Tapias has also worked closely with Vice-President for Academic Affairs and Dean of the College Anne Harris in the transition process when Harris became the new dean. Tapias also helped coordinate an external review of the dean’s office to determine how it could grow regarding diversity and inclusion, prior to Johnson being brought in as the chief diversity officer. Tapias also worked with the CLS to implement more holistic advising.
Chief Diversity Officer and Assistant Vice President within the Dean’s office Lakesia Johnson was unavailable for an interview this week, but Harris said that Johnson “create[d] a climate in which everyone can make a valued contribution in the fullness of their identity.”
“She’s been transformative in our policies, anything from hiring policies to grievances to how we communicate about diversity with one another. But then she also looks to the person, she’ll work with individuals, she’ll work with departments, she’ll work with all those micro communities of course that we have here,” Harris said.
Harris explained the College will be using the search firm Carrington & Carrington in order to find a replacement for the Chief Diversity officer, which Johnson recommended. “They met with multiple student constituencies, they’ve met with faculty and staff constituencies as well. And the next steps will be to craft the position description for them to start recruiting, … and in the spring we are likely to have candidates visit on campus.”
The other two positions will be filled by nomination of faculty and the decision will be made by an executive council.

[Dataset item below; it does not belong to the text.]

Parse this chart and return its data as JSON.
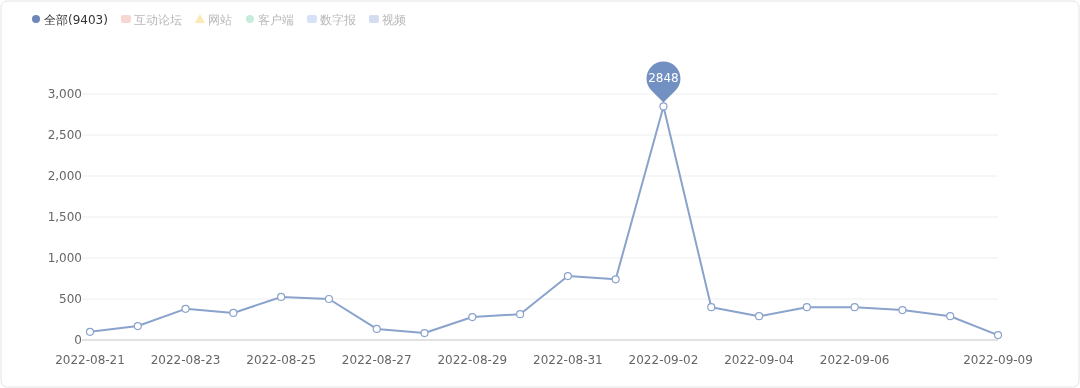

Kapila spoke on the three of them stepping down, saying, “Each of us has put in a long period in an administrative position. I believe all of us have enjoyed working with the previous dean and now this new dean. But I think we are all looking to go back to our faculty specializations, my guess is that we miss that—reading books and preparing classes and talking to students more intensively and being able to do some research in the summer.”
Tapias also commented on stepping down. “I only speak for myself but I’m pretty sure others will echo this, that it’s a desire to get back to the classroom, to reconnect with why we originally came into academia in the first place.”
On whether it is a coincidence that the three of them stepped down at the same time, Kapila said, “It is kind of a coincidence … [that] 8-10 years ago three faculty women of color took up major administrative positions, which I think is a great thing. But obviously I think the exhaustion will probably happen around the same time.”
Harris said this type of administrative flow is common in academia. “There’s absolutely a rhythm in higher-ed where you do some administrative work for a certain number of years and then you come back into the faculty and then maybe you go back out into administration. … I myself was a faculty member for seventeen years and then I moved into administration, and I loved the advocacy work of administration.”
Tapias spoke about her time working in the administrative role. “I’ve really enjoyed my time here in the dean’s office, because I think it gives you an opportunity to see a bird’s eye view of the institution and how multiple offices are making this place work.”
“It’s notable I think that it adds to our careers and the health of the institution that we are able to give time just to building new institutions,” Kapila said. “Whether it’s the diversity office or the dean’s office, or in my case it’s the [IGE].”